Ruth Nievergelt pflegt ihren Mann, der an drei verschiedenen, schweren Krankheiten leidet. Ihr Alltag ist herausfordernd und anspruchsvoll, und ihr Leben ist so intensiv wie noch nie. Es gibt Lichtblicke und Sehnsüchte.

Ungefähr alle sechs Wochen bekommen Ruth Nievergelt und ihr Mann, die im Säuliamt wohnen, Besuch von Palliaviva. Meist ist es Pflegefachmann Olaf Schulz, der vorbeikommt, um den Dauerkatheter von Ruth Nievergelts Mann zu wechseln.
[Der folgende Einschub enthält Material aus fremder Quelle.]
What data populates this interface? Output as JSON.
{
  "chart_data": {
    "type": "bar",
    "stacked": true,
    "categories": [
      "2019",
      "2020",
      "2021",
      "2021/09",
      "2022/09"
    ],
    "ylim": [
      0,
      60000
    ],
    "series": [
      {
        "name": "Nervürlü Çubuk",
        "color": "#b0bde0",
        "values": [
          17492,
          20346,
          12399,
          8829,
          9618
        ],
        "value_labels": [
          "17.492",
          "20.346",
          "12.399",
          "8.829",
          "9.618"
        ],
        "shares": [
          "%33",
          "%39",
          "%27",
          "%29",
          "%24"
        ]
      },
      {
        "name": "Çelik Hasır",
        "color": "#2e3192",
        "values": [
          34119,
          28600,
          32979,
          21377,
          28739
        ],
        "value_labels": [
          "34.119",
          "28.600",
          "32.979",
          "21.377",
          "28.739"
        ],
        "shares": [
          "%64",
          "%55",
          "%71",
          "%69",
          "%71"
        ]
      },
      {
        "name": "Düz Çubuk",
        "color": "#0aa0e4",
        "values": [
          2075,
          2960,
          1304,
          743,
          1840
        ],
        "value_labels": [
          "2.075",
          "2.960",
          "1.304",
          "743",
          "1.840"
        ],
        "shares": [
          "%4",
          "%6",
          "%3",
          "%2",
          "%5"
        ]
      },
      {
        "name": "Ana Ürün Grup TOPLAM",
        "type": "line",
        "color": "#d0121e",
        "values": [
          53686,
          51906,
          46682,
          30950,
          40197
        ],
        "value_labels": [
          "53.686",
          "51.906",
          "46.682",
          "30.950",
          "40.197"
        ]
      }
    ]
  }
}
Sie sagt, der Kontakt zu Palliaviva habe viel Beruhigung gebracht: «Ich bin sehr froh um die Gewissheit, bei medizinischen Fragen jederzeit auf Unterstützung zählen zu können.»

Die 68-jährige Frau betreut ihren gleichaltrigen Mann rund um die Uhr; er ist hundertprozentig pflegebedürftig. Für die tägliche Grundpflege ist die Spitex im Einsatz, Ruth Nievergelt leert den Urinbeutel etwa viermal pro Tag. Über den Dauerkatheter wird der Urin ständig aus der Blase in einen Beutel abgeleitet.
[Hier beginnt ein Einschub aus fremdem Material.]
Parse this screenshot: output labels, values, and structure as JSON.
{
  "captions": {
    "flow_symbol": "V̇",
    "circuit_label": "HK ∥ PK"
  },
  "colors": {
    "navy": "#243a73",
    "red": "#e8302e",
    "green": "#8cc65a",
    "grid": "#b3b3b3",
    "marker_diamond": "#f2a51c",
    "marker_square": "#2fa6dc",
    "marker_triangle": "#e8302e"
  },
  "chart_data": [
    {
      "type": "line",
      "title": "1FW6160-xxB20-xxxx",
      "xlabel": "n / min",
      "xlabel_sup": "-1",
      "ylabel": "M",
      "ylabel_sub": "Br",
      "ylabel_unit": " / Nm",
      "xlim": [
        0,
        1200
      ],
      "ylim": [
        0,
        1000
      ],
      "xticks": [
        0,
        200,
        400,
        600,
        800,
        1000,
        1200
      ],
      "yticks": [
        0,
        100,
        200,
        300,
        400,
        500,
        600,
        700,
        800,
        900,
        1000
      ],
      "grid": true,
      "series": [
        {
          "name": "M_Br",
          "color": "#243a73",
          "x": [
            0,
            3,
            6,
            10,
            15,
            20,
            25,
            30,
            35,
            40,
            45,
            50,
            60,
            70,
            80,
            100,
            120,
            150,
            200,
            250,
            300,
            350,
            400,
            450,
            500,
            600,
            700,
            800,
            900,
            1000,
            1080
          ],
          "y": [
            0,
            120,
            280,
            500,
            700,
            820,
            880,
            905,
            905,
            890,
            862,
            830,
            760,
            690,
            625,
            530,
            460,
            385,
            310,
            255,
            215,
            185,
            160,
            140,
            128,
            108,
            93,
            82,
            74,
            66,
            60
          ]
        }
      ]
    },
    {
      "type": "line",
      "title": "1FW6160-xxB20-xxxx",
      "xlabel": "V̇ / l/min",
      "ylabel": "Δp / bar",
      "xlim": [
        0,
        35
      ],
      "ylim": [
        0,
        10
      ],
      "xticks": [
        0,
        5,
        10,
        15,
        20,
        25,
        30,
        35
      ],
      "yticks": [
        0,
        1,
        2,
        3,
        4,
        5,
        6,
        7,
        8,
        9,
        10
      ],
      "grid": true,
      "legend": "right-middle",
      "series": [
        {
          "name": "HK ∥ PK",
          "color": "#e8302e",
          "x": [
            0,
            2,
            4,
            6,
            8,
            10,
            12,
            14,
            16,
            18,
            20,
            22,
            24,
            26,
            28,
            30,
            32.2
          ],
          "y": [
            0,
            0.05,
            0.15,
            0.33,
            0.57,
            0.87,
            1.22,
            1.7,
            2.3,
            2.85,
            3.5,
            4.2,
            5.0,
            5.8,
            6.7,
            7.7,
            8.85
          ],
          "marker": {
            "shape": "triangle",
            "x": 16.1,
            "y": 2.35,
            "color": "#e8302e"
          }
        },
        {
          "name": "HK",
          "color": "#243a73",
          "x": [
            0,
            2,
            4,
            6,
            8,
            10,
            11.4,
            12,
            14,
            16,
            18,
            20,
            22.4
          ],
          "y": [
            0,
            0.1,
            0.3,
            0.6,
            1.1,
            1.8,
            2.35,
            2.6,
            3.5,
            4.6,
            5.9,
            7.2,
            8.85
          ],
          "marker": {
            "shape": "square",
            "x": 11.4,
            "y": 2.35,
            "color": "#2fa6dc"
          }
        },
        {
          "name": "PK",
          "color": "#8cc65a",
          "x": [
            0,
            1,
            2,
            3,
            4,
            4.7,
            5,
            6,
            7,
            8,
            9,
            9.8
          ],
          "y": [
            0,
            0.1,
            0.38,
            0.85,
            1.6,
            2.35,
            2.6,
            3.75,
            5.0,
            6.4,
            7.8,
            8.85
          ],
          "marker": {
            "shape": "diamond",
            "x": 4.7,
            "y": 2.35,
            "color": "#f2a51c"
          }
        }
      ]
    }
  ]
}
Hin und wieder wird Ruth Nievergelt für einige Stunden entlastet. Ohne diese Entlastung würde sie noch mehr an ihre Grenzen stossen. Denn die Krankengeschichte ihres Mannes ist lang, der Verlauf schleichend, und es geht nicht auf-, sondern abwärts.

Schwieriges Kommunizieren

Im Jahr 2016 wurde bei ihm Parkinson diagnostiziert, später kam eine Parkinson-Demenz dazu. Zudem litt er an starken Rückenschmerzen, worauf eine komplizierte Rückenoperation folgte. Unmittelbar nach der Operation entdeckte man einen Blasentumor. Oberhalb der operierten Stelle am Rücken erlitt er nach einigen weiteren Monaten einen Bandscheibenvorfall, der heute noch starke Schmerzen verursacht. Einen weiteren operativen Eingriff lehnt er zurzeit ab.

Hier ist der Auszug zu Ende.